Area of Research:
Harvard Medical School
Sara’s research seeks to understand why genes involved in electrolyte regulation across mammalian cell membranes might confer susceptibility to the world’s deadliest pathogens: Mycobacterium tuberculosis.
Sara is a postdoctoral research fellow based at the Brigham and Women’s Hospital and Harvard Medical School. Her broad research aim is to dissect biological mechanisms underlying risk of tuberculosis (TB) disease, in order to inform better interventions to prevent TB progression. Her research interests span immunology, epidemiology and systems biology to identify individuals at high risk of TB, and dissect mechanisms driving pathogenesis in susceptible hosts, with the goal of informing the development of evidence-based interventions.
She started her journey with an undergraduate degree in Biomedical Sciences, where she discovered her interest in immunology and laboratory research. She was subsequently supported by a Sickkids Hospital Restracomp fellowship, which allowed her to pursue a PhD in immunology at the University of Toronto. There, she developed expertise in immunological assays to study the role of the Notch signalling pathway in the development of T cells, and how genetic aberrations in Notch genes may lead to T cell leukemias, where she gained a broad appreciation of immunology. However, she wanted to expand from basic to applied immunology to research mechanisms underlying host-pathogen interactions with a focus primarily on infectious diseases ravaging sub-Saharan Africa, where she is originally from. She subsequently enrolled in a Master of Public Health (MPH) at the University of Waterloo, which endowed her with the appropriate statistical tools to define the epidemiology of infectious diseases and evaluate the effectiveness of interventions. Concurrently, she started her first post-doctoral fellowship to follow her interest in the immunology of host-pathogen interactions and infectious disease, with a focus on tuberculosis (TB). During this period, she validated the first reported blood-based gene expression biomarker to predict the likelihood of progression to active TB disease in healthy South African adolescents.

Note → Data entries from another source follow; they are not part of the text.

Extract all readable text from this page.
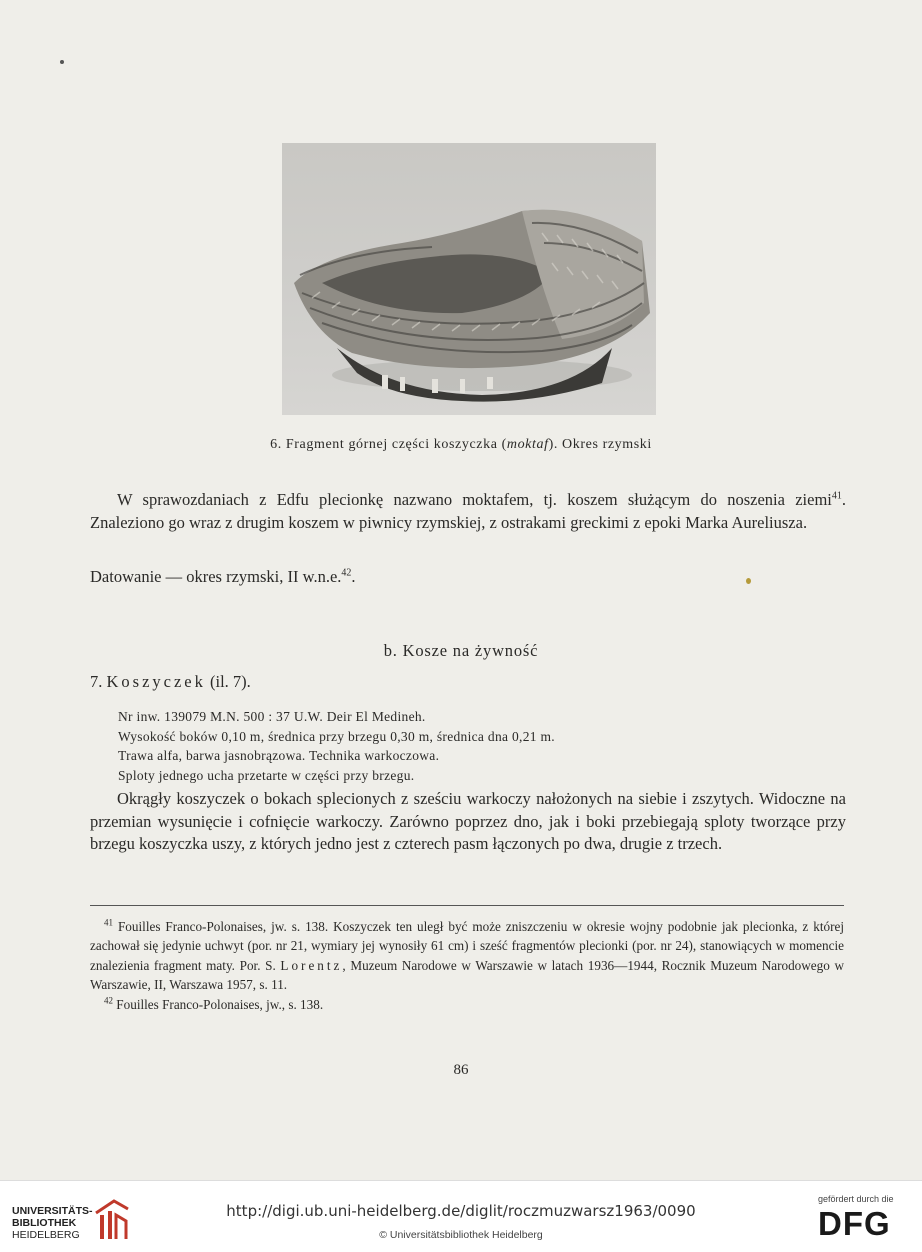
6. Fragment górnej części koszyczka (moktaf). Okres rzymski
W sprawozdaniach z Edfu plecionkę nazwano moktafem, tj. koszem służącym do noszenia ziemi$^{41}$. Znaleziono go wraz z drugim koszem w piwnicy rzymskiej, z ostrakami greckimi z epoki Marka Aureliusza.
Datowanie — okres rzymski, II w.n.e.$^{42}$.
b. Kosze na żywność
7. Koszyczek (il. 7).
Nr inw. 139079 M.N. 500 : 37 U.W. Deir El Medineh.
Wysokość boków 0,10 m, średnica przy brzegu 0,30 m, średnica dna 0,21 m.
Trawa alfa, barwa jasnobrązowa. Technika warkoczowa.
Sploty jednego ucha przetarte w części przy brzegu.
Okrągły koszyczek o bokach splecionych z sześciu warkoczy nałożonych na siebie i zszytych. Widoczne na przemian wysunięcie i cofnięcie warkoczy. Zarówno poprzez dno, jak i boki przebiegają sploty tworzące przy brzegu koszyczka uszy, z których jedno jest z czterech pasm łączonych po dwa, drugie z trzech.
$^{41}$ Fouilles Franco-Polonaises, jw. s. 138. Koszyczek ten uległ być może zniszczeniu w okresie wojny podobnie jak plecionka, z której zachował się jedynie uchwyt (por. nr 21, wymiary jej wynosiły 61 cm) i sześć fragmentów plecionki (por. nr 24), stanowiących w momencie znalezienia fragment maty. Por. S. Lorentz, Muzeum Narodowe w Warszawie w latach 1936—1944, Rocznik Muzeum Narodowego w Warszawie, II, Warszawa 1957, s. 11.
$^{42}$ Fouilles Franco-Polonaises, jw., s. 138.
86
UNIVERSITÄTS-
BIBLIOTHEK
HEIDELBERG
http://digi.ub.uni-heidelberg.de/diglit/roczmuzwarsz1963/0090
© Universitätsbibliothek Heidelberg
gefördert durch die
DFG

Sara also co-invented a four-gene biomarker (RISK4) derived from blood samples of household contacts of active TB cases, living in 3 African countries, which is currently in the process of being commercialized and developed as a field assay for evaluation of risk of TB progression among contacts of TB patients. She also supervised the immunological assays of two clinical trials of TB vaccines. The first was a Phase I clinical trial which tested whether pre-treatment of South Africans infected with Mycobacterium tuberculosis with a course of antibiotics (isoniazid preventative therapy) prior to re-vaccination with Bacille Calmette-Guérin (BCG) would improve their vaccine-induced responses. The second was a phase I/IIa trial to evaluate the safety and optimal dosage for the candidate TB vaccine H56.
Sara has co-authored multiple publications from these two clinical trials, and also identified mechanisms underlying the response of unconventional immune subsets induced by BCG vaccination, including Natural Killer (NK) and Mucosal Associated Invariant T (MAIT) cells.
She is currently at the Brigham and Women’s Hospital and Harvard Medical School, focusing on identifying genetic factors associated with risk of TB progression in a cohort of Peruvian, in an ongoing collaboration with Partners in Health (Socios en Salud, Peru), Harvard School of Public Health and the Brigham Division of Genetics. Her experimental analyses pointed to a potential candidate risk gene in the sodium/potassium ion pumps family (ATPase Na+/K+ Transporting Subunit Beta3: ATP1B3), which are thought to regulate electrolyte balance across cellular membranes. The gene, as well as genes coding for other subunits in the same family, were surprisingly also up-regulated in the blood of African household contacts who later progressed to active TB disease, in the data which she previously generated, suggesting a generalizable role in TB progression. She plans to define the link between dysregulated expression of ATP1B3 or related genes, and the risk of TB disease. She was recently awarded a genome-editing grant, which will allow her to target these genes to identify their impact on infection of different cell types with Mycobacterium tuberculosis.
Sara has a strong interest in mentoring the African youth, particularly women in science and technology since she believes that capacity development in science and empowerment of the African youth will drive relevant innovations for the most challenging health care problems, such as infectious diseases. She has facilitated and taught in a number of workshops, and mentored a number of students at different stages on both laboratory techniques and scientific communication. However, her goal is to formally establish herself as an independent investigator in order to meaningfully support the scientific careers of African trainees, and meaningfully partake in consortia that encourage the intellectual freedom of African investigators, as well as researchers in other low and middle-income countries, which have historically been marginalized, or exploited in global health research. Her goal is to empower and foster innovation in infectious disease research where it is most needed and by members of the affected communities.